Горы и оружие | страница 69



— Я дам тебе деньги, — сказала Кэти.

— Спасибо, тетя Кэтрин, — слегка поклонился Таха в знак отказа, и Кэти проговорила раздраженно:

— Что ж, вольному воля.

— Ну, как отец твой? — поспешил спросить Мак-Грегор. — Ничего мне не передавал?

— Велел только сказать вам, что не одобряет моей поездки во Францию, — ответил Таха. — Но это и передавать не надо, вы и так знаете.

— Как тебе удалось получить иранский заграничный паспорт?

Таха подался вперед, сказал вполголоса:

— Ливанский.

— А французские деньги где ты достал?

— У меня их совсем немного.

— Но все же, как ты их раздобыл?

— Думаете, дядя, мы их украли?

— Вот это и скажи мне.

— Не все ли равно, — ответил Таха со смешком.

— Я ухожу мыться, — прервала Кэти их разговор, — но прежде будь добр сказать мне напрямик, зачем ты приехал в Париж.

Таха перевел взгляд с Мак-Грегора на Кэти.

— Я подумал: следует помочь дяде Айвру.

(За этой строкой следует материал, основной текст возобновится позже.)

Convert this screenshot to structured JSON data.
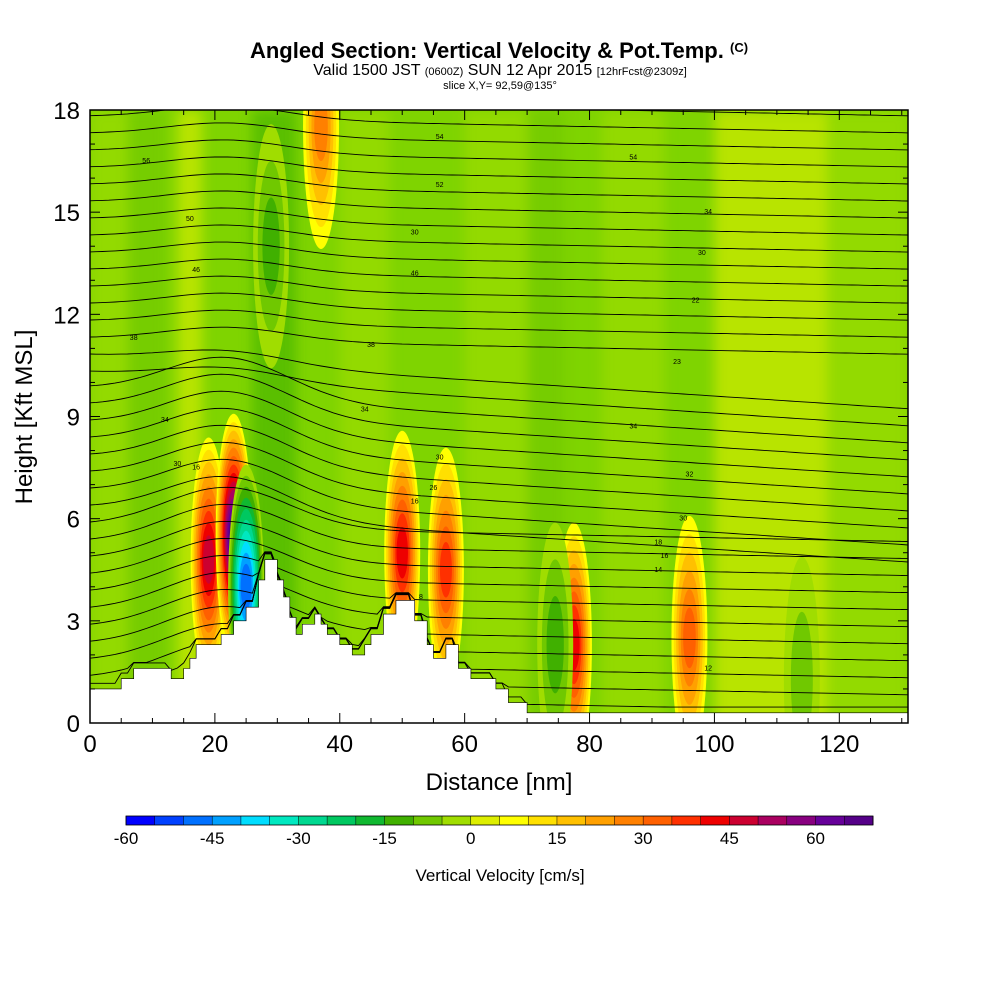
{
  "header": {
    "title_main": "Angled Section: Vertical Velocity & Pot.Temp.",
    "title_tag": "(C)",
    "valid_prefix": "Valid 1500 JST",
    "valid_zulu": "(0600Z)",
    "valid_date": "SUN 12 Apr 2015",
    "forecast_tag": "[12hrFcst@2309z]",
    "slice_info": "slice X,Y= 92,59@135°"
  },
  "colors": {
    "background": "#7fd400",
    "terrain": "#ffffff",
    "frame": "#000000"
  },
  "chart_data": {
    "type": "heatmap",
    "title": "Angled Section: Vertical Velocity & Pot.Temp.",
    "xlabel": "Distance [nm]",
    "ylabel": "Height [Kft MSL]",
    "xlim": [
      0,
      131
    ],
    "ylim": [
      0,
      18
    ],
    "xticks": [
      0,
      20,
      40,
      60,
      80,
      100,
      120
    ],
    "yticks": [
      0,
      3,
      6,
      9,
      12,
      15,
      18
    ],
    "colorbar": {
      "label": "Vertical Velocity [cm/s]",
      "min": -60,
      "max": 70,
      "step": 5,
      "tick_values": [
        -60,
        -45,
        -30,
        -15,
        0,
        15,
        30,
        45,
        60
      ],
      "colors": [
        "#0000ff",
        "#0040ff",
        "#0070ff",
        "#00a0ff",
        "#00ddff",
        "#00e8c0",
        "#00d890",
        "#00c860",
        "#10b830",
        "#40b000",
        "#70c800",
        "#a0dd00",
        "#ddee00",
        "#ffff00",
        "#ffe000",
        "#ffc000",
        "#ffa000",
        "#ff8000",
        "#ff6000",
        "#ff3000",
        "#ee0000",
        "#cc0030",
        "#aa0060",
        "#880080",
        "#660099",
        "#550088"
      ]
    },
    "updrafts": [
      {
        "x": 19,
        "y": 4.8,
        "value": 45
      },
      {
        "x": 23,
        "y": 5.5,
        "value": 65
      },
      {
        "x": 37,
        "y": 17.5,
        "value": 25
      },
      {
        "x": 50,
        "y": 5.0,
        "value": 40
      },
      {
        "x": 57,
        "y": 4.5,
        "value": 35
      },
      {
        "x": 77.5,
        "y": 2.3,
        "value": 40
      },
      {
        "x": 96,
        "y": 2.5,
        "value": 30
      }
    ],
    "downdrafts": [
      {
        "x": 25,
        "y": 4.0,
        "value": -50
      },
      {
        "x": 29,
        "y": 14.0,
        "value": -15
      },
      {
        "x": 74.5,
        "y": 2.3,
        "value": -15
      },
      {
        "x": 114,
        "y": 1.3,
        "value": -10
      }
    ],
    "terrain_height": [
      [
        0,
        1.0
      ],
      [
        5,
        1.0
      ],
      [
        5,
        1.3
      ],
      [
        7,
        1.3
      ],
      [
        7,
        1.6
      ],
      [
        13,
        1.6
      ],
      [
        13,
        1.3
      ],
      [
        15,
        1.3
      ],
      [
        15,
        1.6
      ],
      [
        16,
        1.6
      ],
      [
        16,
        1.9
      ],
      [
        17,
        1.9
      ],
      [
        17,
        2.3
      ],
      [
        21,
        2.3
      ],
      [
        21,
        2.6
      ],
      [
        23,
        2.6
      ],
      [
        23,
        3.0
      ],
      [
        25,
        3.0
      ],
      [
        25,
        3.4
      ],
      [
        27,
        3.4
      ],
      [
        27,
        4.2
      ],
      [
        28,
        4.2
      ],
      [
        28,
        4.8
      ],
      [
        30,
        4.8
      ],
      [
        30,
        4.2
      ],
      [
        31,
        4.2
      ],
      [
        31,
        3.7
      ],
      [
        32,
        3.7
      ],
      [
        32,
        3.1
      ],
      [
        33,
        3.1
      ],
      [
        33,
        2.6
      ],
      [
        34,
        2.6
      ],
      [
        34,
        2.9
      ],
      [
        36,
        2.9
      ],
      [
        36,
        3.2
      ],
      [
        37,
        3.2
      ],
      [
        37,
        2.9
      ],
      [
        38,
        2.9
      ],
      [
        38,
        2.6
      ],
      [
        40,
        2.6
      ],
      [
        40,
        2.3
      ],
      [
        42,
        2.3
      ],
      [
        42,
        2.0
      ],
      [
        44,
        2.0
      ],
      [
        44,
        2.3
      ],
      [
        45,
        2.3
      ],
      [
        45,
        2.6
      ],
      [
        47,
        2.6
      ],
      [
        47,
        3.2
      ],
      [
        49,
        3.2
      ],
      [
        49,
        3.6
      ],
      [
        52,
        3.6
      ],
      [
        52,
        3.0
      ],
      [
        54,
        3.0
      ],
      [
        54,
        2.3
      ],
      [
        55,
        2.3
      ],
      [
        55,
        1.9
      ],
      [
        57,
        1.9
      ],
      [
        57,
        2.3
      ],
      [
        59,
        2.3
      ],
      [
        59,
        1.6
      ],
      [
        61,
        1.6
      ],
      [
        61,
        1.3
      ],
      [
        65,
        1.3
      ],
      [
        65,
        1.0
      ],
      [
        67,
        1.0
      ],
      [
        67,
        0.6
      ],
      [
        70,
        0.6
      ],
      [
        70,
        0.3
      ],
      [
        131,
        0.3
      ]
    ],
    "isentrope_labels": [
      {
        "text": "56",
        "x": 9,
        "y": 16.5
      },
      {
        "text": "54",
        "x": 56,
        "y": 17.2
      },
      {
        "text": "54",
        "x": 87,
        "y": 16.6
      },
      {
        "text": "50",
        "x": 16,
        "y": 14.8
      },
      {
        "text": "52",
        "x": 56,
        "y": 15.8
      },
      {
        "text": "34",
        "x": 99,
        "y": 15.0
      },
      {
        "text": "30",
        "x": 52,
        "y": 14.4
      },
      {
        "text": "30",
        "x": 98,
        "y": 13.8
      },
      {
        "text": "46",
        "x": 17,
        "y": 13.3
      },
      {
        "text": "46",
        "x": 52,
        "y": 13.2
      },
      {
        "text": "22",
        "x": 97,
        "y": 12.4
      },
      {
        "text": "38",
        "x": 7,
        "y": 11.3
      },
      {
        "text": "38",
        "x": 45,
        "y": 11.1
      },
      {
        "text": "23",
        "x": 94,
        "y": 10.6
      },
      {
        "text": "34",
        "x": 12,
        "y": 8.9
      },
      {
        "text": "34",
        "x": 44,
        "y": 9.2
      },
      {
        "text": "34",
        "x": 87,
        "y": 8.7
      },
      {
        "text": "30",
        "x": 14,
        "y": 7.6
      },
      {
        "text": "30",
        "x": 56,
        "y": 7.8
      },
      {
        "text": "32",
        "x": 96,
        "y": 7.3
      },
      {
        "text": "16",
        "x": 17,
        "y": 7.5
      },
      {
        "text": "26",
        "x": 55,
        "y": 6.9
      },
      {
        "text": "30",
        "x": 95,
        "y": 6.0
      },
      {
        "text": "16",
        "x": 52,
        "y": 6.5
      },
      {
        "text": "18",
        "x": 91,
        "y": 5.3
      },
      {
        "text": "16",
        "x": 92,
        "y": 4.9
      },
      {
        "text": "14",
        "x": 91,
        "y": 4.5
      },
      {
        "text": "12",
        "x": 99,
        "y": 1.6
      },
      {
        "text": "8",
        "x": 53,
        "y": 3.7
      }
    ]
  }
}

Но я не хочу говорить об этом в доме.

— Это еще почему?

— Сеси говорит, у ваших стен есть уши. Пожалуйста, не спрашивайте меня, тетя Кэтрин, о серьезных вещах.

— В таком случае вам с дядей лучше переговорить на улице, — сказала Кэти. — Там никто не подслушает ваших секретов.

— Вы правы.

Кэти ушла, и Мак-Грегор понял: она отправилась наверх, чтобы учинить допрос Сеси, занятой мытьем волос. Кэти хочет удостовериться, что Тахе не удалось в один вечер вновь оживить в Сеси влюбленность, столь опасную год назад.

Таха проводил Кэти взглядом. Но и после ее ухода он не стал ничего говорить, пока, выйдя за ворота, они не зашагали к бульвару Сен-Жермен.

— Вы ведь не знаете: две недели назад, когда отец проезжал через хелалийскую деревню, в него стреляли и ранили в грудь.

Мак-Грегор застыл, как застывают на месте персы при известии о катастрофах, болезнях, смертях.

— Нет. Не знаю. И как он теперь?

— Стреляли из малокалиберного карабина, пуля прошла насквозь и кусочек ребра вышибла. Но обошлось.

— А кто стрелял?

— Полоумный изувер-калека по имени Ками Белуд. А затем хотел удрать в отцовом джипе, но мои родственники застрелили его — и глупо сделали.

Они шли бульваром; мимо плыли «симки», «ситроены» и «пежо» — густо, как семга, идущая вверх по реке, к потаенному нерестилищу.

— Лучше было оставить этого тупого ишака в живых. Прижать бы его — он бы нам все рассказал. Тратить на такого пулю есть смысл, только если требуется ему рот заткнуть.

Сам-то Таха сумел бы сдержать палец на курке, но родня его, пояснил он, состоит не из революционеров, а из людей старозаветных, необузданных, расходующих свой запал на глупую месть.